Knowledge editing aims to update the embedded knowledge within Large Language Models (LLMs). However, existing approaches, whether through parameter modification or external memory integration, often suffer from inconsistent evaluation objectives and experimental setups. To address this gap, we conduct a comprehensive benchmarking study. In addition to fact-level datasets, we introduce more complex event-based datasets and general-purpose datasets drawn from other tasks. Our evaluation covers both instruction-tuned and reasoning-oriented LLMs, under a realistic autoregressive inference setting rather than teacher-forced decoding. Beyond single-edit assessments, we also evaluate multi-edit scenarios to better reflect practical demands. We employ four evaluation dimensions, including portability, and compare all recent methods against a simple and straightforward baseline named Selective Contextual Reasoning (SCR). Empirical results reveal that parameter-based editing methods perform poorly under realistic conditions. In contrast, SCR consistently outperforms them across all settings.
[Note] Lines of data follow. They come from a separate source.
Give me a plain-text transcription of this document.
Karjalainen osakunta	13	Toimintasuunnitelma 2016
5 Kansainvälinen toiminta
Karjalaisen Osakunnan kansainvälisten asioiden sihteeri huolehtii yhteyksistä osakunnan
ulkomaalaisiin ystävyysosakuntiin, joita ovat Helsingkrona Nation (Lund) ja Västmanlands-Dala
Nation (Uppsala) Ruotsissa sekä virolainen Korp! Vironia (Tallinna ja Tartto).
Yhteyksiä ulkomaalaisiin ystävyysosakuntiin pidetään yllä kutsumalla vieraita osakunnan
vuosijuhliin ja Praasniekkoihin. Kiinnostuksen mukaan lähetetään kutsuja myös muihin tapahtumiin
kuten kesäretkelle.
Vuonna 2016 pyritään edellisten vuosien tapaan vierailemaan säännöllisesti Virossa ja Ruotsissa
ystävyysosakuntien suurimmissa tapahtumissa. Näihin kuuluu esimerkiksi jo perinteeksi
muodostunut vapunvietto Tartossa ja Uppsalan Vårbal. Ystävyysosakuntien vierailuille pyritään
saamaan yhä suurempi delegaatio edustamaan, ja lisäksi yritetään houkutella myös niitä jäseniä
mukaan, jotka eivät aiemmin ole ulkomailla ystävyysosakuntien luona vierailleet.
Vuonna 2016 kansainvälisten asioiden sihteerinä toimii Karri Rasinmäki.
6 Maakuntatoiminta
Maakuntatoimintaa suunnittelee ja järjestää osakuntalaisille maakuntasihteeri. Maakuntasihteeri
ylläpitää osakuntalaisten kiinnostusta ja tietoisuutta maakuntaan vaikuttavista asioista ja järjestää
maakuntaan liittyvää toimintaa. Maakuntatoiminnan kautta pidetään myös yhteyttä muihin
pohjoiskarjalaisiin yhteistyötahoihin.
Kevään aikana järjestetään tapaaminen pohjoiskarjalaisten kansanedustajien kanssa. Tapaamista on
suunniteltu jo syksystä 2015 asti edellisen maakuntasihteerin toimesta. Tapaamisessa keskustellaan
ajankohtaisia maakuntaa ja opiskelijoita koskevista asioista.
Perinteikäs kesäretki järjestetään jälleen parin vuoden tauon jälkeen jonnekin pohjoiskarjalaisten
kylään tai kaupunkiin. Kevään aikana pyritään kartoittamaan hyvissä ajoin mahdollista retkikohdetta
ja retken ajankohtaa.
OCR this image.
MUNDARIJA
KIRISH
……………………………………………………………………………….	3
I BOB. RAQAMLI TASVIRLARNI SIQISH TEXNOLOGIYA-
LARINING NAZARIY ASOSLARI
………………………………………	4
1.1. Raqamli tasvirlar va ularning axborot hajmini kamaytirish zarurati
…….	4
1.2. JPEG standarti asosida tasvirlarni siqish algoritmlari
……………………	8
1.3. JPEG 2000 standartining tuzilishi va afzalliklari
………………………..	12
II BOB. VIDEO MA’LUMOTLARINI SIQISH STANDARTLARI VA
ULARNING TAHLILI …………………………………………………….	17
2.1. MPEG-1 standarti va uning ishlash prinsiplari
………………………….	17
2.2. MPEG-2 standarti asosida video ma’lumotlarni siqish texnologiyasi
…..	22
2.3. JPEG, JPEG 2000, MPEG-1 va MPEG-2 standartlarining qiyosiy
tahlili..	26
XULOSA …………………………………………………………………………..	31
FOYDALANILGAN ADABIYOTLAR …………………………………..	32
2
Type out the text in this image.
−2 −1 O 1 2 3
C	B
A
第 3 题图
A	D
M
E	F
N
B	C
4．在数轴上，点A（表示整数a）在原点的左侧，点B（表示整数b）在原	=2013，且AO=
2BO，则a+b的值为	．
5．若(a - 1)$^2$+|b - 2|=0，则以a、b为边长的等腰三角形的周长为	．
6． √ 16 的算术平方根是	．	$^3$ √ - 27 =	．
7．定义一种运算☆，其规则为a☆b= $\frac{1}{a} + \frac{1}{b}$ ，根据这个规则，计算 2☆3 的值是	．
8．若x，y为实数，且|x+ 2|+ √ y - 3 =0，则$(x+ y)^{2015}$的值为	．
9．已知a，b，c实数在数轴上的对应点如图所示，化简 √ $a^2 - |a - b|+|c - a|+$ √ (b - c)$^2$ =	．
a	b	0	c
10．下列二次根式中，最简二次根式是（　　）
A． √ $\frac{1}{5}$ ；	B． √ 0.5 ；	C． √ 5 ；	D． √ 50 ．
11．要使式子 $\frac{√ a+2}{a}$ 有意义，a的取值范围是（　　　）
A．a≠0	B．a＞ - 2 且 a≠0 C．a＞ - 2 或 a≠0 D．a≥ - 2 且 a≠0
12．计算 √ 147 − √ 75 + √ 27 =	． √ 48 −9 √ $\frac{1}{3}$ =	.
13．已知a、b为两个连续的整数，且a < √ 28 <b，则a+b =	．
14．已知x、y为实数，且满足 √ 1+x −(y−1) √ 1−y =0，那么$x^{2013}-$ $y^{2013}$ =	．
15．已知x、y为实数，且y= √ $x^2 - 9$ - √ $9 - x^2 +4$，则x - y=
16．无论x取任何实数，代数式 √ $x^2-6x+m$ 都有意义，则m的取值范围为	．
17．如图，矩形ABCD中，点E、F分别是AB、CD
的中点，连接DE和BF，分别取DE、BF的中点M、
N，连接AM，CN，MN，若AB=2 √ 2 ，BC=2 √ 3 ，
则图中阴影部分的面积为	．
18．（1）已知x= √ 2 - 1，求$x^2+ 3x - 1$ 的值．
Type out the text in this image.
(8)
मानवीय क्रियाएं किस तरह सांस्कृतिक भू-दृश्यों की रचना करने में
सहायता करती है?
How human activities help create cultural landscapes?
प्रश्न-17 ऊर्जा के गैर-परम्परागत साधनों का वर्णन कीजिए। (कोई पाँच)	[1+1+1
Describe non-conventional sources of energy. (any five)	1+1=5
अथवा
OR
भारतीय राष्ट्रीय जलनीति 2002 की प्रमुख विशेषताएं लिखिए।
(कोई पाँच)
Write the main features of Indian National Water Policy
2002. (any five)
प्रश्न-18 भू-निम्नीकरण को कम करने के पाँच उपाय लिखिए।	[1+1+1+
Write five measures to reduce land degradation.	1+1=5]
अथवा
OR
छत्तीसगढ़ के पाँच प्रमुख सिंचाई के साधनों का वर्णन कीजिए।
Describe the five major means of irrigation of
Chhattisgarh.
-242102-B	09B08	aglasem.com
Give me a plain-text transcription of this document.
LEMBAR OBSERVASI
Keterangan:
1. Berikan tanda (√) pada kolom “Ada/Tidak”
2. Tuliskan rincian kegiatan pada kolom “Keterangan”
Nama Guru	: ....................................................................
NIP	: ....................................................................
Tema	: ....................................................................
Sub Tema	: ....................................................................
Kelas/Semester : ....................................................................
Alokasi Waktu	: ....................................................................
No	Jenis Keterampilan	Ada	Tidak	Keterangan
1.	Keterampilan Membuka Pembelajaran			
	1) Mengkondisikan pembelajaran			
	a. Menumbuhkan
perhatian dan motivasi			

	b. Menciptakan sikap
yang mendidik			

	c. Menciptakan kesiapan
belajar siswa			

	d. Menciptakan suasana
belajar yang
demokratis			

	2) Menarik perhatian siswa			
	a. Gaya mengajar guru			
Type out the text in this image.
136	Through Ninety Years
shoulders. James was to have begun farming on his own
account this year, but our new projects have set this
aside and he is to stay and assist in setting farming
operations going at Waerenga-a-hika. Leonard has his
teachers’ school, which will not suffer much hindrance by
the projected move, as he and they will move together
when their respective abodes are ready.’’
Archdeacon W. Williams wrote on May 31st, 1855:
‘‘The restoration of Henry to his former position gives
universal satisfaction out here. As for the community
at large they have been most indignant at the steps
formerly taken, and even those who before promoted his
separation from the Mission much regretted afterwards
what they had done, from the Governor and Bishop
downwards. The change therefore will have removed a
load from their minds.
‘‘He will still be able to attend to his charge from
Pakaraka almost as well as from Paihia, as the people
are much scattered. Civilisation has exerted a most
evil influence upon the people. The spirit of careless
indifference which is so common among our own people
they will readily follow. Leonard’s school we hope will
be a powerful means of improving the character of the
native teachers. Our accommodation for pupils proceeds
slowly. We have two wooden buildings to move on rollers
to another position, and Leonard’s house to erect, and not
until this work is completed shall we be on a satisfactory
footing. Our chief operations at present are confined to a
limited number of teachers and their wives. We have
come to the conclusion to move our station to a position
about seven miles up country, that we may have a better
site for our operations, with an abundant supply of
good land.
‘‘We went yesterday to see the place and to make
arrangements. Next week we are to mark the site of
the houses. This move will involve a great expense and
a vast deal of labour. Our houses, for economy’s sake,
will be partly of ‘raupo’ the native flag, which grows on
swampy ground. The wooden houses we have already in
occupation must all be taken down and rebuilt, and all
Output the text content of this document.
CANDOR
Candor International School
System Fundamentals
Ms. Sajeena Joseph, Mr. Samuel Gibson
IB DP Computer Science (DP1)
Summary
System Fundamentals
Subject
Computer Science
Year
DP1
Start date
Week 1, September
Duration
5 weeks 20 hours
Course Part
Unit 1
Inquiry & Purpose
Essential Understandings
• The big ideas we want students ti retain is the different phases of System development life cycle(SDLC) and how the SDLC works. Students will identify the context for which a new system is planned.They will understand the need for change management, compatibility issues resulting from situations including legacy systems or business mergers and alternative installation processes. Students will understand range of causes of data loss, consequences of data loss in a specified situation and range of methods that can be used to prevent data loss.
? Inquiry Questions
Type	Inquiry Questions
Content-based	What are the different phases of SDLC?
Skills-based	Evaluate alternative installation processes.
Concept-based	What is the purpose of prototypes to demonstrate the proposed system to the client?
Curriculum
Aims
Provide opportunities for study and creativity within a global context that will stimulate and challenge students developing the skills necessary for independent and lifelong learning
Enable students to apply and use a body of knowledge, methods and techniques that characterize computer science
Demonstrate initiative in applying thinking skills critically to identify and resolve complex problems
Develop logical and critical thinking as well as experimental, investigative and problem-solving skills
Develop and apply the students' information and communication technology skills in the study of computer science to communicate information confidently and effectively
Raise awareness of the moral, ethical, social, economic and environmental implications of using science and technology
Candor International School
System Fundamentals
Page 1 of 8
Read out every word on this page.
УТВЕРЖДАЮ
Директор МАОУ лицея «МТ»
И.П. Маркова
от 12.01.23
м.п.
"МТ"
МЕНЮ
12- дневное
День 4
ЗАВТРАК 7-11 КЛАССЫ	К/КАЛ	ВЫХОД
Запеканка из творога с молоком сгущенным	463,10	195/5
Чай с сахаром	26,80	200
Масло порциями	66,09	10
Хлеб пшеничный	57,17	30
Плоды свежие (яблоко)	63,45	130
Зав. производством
This study offers new insights into the limitations of current knowledge editing methods and highlights the potential of context-based reasoning as a more robust alternative.

Paper Structure

This paper contains 26 sections, 1 equation, 4 figures, 7 tables.

Figures (4)

  • Figure 1: Training and inference workflows for five types of knowledge editing methods. The training process is shown above the red line; the inference stage is shown below.
  • Figure 2: Performance changes of knowledge editing methods during sequential editing on the ZsRE dataset. The x-axis represents the number of edits: 1, 10, 100, and the full dataset.
  • Figure 3: Editing time (in second), and inference latency relative to the base model.
  • Figure 4: The Edited Memory is a dynamic textual knowledge base that can be expanded as needed. Phase 1: The retriever first applies semantic filtering to gather relevant information from memory based on the input question. The LLM then performs knowledge confirmation, assessing the alignment between the question and the retrieved knowledge. Phase 2: The LLM conducts conditional generation using the in-context knowledge, and the query.